There has always been an insidious suggestion from certain parts of polite society that black people do not read. And if you were to look at the sliver of shelf space allocated to African fiction at your typical mall bookstore, you would get the sense that black people do not write.
Both suggestions, however, are informed by the racist institutional practices of mainstream South Africa, which are dripping with condescension, prejudice and innuendo.
These were among the issues that the 19th Time of the Writer literary festival – hosted in KwaZulu-Natal a few weeks back – had to address as part of its Decolonising the Book theme.
When a panel gathered at Umkhumbane Library to discuss books and readership, the day was hot and humid; electric fans struggled to push the heat back out. It was midday; young people and pupils from around Cato Manor trickled in with contagious glee.
Extending the festival from the city centre to the fringe townships of Durban was a welcome novelty at this year’s festival, a model most visitors hoped would remain for years to come. Guests had heard about the panel event at their school, while others had only seen it advertised on posters around their neighbourhood and were shuffling to their seats.

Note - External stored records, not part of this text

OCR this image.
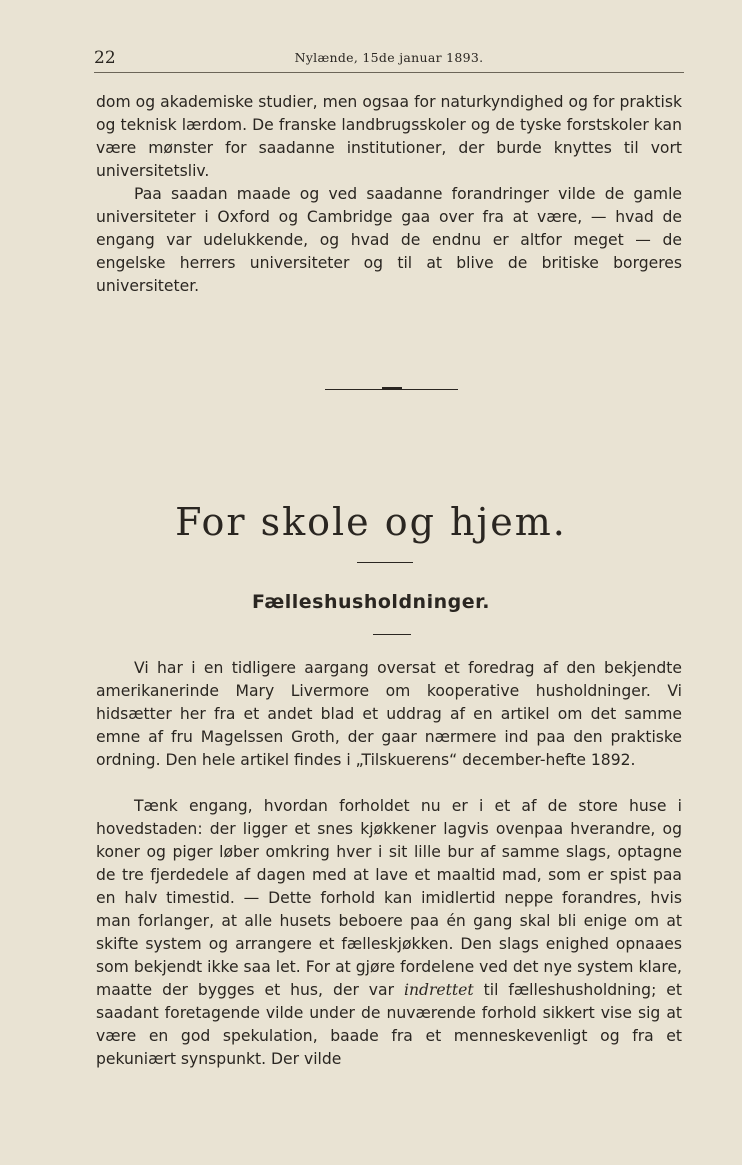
22	Nylænde, 15de januar 1893.

dom og akademiske studier, men ogsaa for naturkyndighed og for praktisk og teknisk lærdom. De franske landbrugsskoler og de tyske forstskoler kan være mønster for saadanne institutioner, der burde knyttes til vort universitetsliv.

Paa saadan maade og ved saadanne forandringer vilde de gamle universiteter i Oxford og Cambridge gaa over fra at være, — hvad de engang var udelukkende, og hvad de endnu er altfor meget — de engelske herrers universiteter og til at blive de britiske borgeres universiteter.

For skole og hjem.
Fælleshusholdninger.

Vi har i en tidligere aargang oversat et foredrag af den bekjendte amerikanerinde Mary Livermore om kooperative husholdninger. Vi hidsætter her fra et andet blad et uddrag af en artikel om det samme emne af fru Magelssen Groth, der gaar nærmere ind paa den praktiske ordning. Den hele artikel findes i „Tilskuerens“ december-hefte 1892.

Tænk engang, hvordan forholdet nu er i et af de store huse i hovedstaden: der ligger et snes kjøkkener lagvis ovenpaa hverandre, og koner og piger løber omkring hver i sit lille bur af samme slags, optagne de tre fjerdedele af dagen med at lave et maaltid mad, som er spist paa en halv timestid. — Dette forhold kan imidlertid neppe forandres, hvis man forlanger, at alle husets beboere paa én gang skal bli enige om at skifte system og arrangere et fælleskjøkken. Den slags enighed opnaaes som bekjendt ikke saa let. For at gjøre fordelene ved det nye system klare, maatte der bygges et hus, der var indrettet til fælleshusholdning; et saadant foretagende vilde under de nuværende forhold sikkert vise sig at være en god spekulation, baade fra et menneskevenligt og fra et pekuniært synspunkt. Der vilde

“Libraries need to work like a bar,” said Wiseman Gumede, an aspirant writer and ardent reader, who spoke passionately about literature during the workshops set up to discuss aspects of “decolonising” – peeling off the barriers that prevent black people from participating in the literary field, whether as readers or writers.
Each group was allocated a panellist. The issues discussed included concerns about the price of books, current reader profiles as imagined by the commercial book industry, the process of deciding which books end up on library shelves, the national literary festival scene and the need to have young people place the reviews of the books they like on platforms such as those offered by Sunday newspapers.

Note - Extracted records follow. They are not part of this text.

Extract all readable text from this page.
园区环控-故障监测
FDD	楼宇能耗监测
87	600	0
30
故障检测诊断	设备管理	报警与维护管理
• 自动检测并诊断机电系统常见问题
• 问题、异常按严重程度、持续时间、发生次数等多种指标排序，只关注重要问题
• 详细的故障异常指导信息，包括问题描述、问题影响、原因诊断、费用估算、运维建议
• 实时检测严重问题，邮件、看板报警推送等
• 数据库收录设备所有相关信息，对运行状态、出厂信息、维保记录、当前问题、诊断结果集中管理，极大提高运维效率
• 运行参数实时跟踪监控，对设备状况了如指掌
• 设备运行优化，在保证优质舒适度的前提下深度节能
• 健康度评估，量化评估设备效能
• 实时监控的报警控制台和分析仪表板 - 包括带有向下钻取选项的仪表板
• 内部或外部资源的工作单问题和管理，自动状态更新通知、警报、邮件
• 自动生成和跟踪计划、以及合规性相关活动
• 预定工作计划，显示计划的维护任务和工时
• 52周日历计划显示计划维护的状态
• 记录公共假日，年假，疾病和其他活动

Libraries need to consult communities about books – especially fiction – to place on their local library shelves or they risk being irrelevant to the communities they serve. The audience stressed the need to access books that reflect their lives and reality, and deal with their history, to “better understand ourselves and the sociopolitical dynamics of our space”.
Predictably, the rand’s collapse had affected book prices, said Exclusive Books CEO Benjamin Trisk. The fact that many South African books were not printed in the country, even if they were printed on local paper, was another factor that affected the pricing, he said, citing shipping costs.
Maria van Driel, director of the Jozi Book Fair and part of the editorial team of Khanya Journal, pointed to the history of dispossession and forced removals as having been a major factor – beyond pricing – barring the majority of people from reading.
Short-term interventions that arose from the discussions included hosting book launches in community libraries, and for publishers to use local newspapers to advertise new books and local events.
A suggestion of having residencies for writers at local libraries and to invite established writers to mentor them was also raised, as well as the sponsoring of free e-books for children to help them develop a love for reading at an early age.
While it was evident that those who attended the discussion were clearly interested in literature and emphasised its importance in their lives and community, they also cited that, between TV, Facebook or Twitter and, say, a book, most people were least likely to choose the last option. Critically, too, in low-income households, where the choice is often between buying bread and buying a book, the reader simply can’t even think of doing the latter.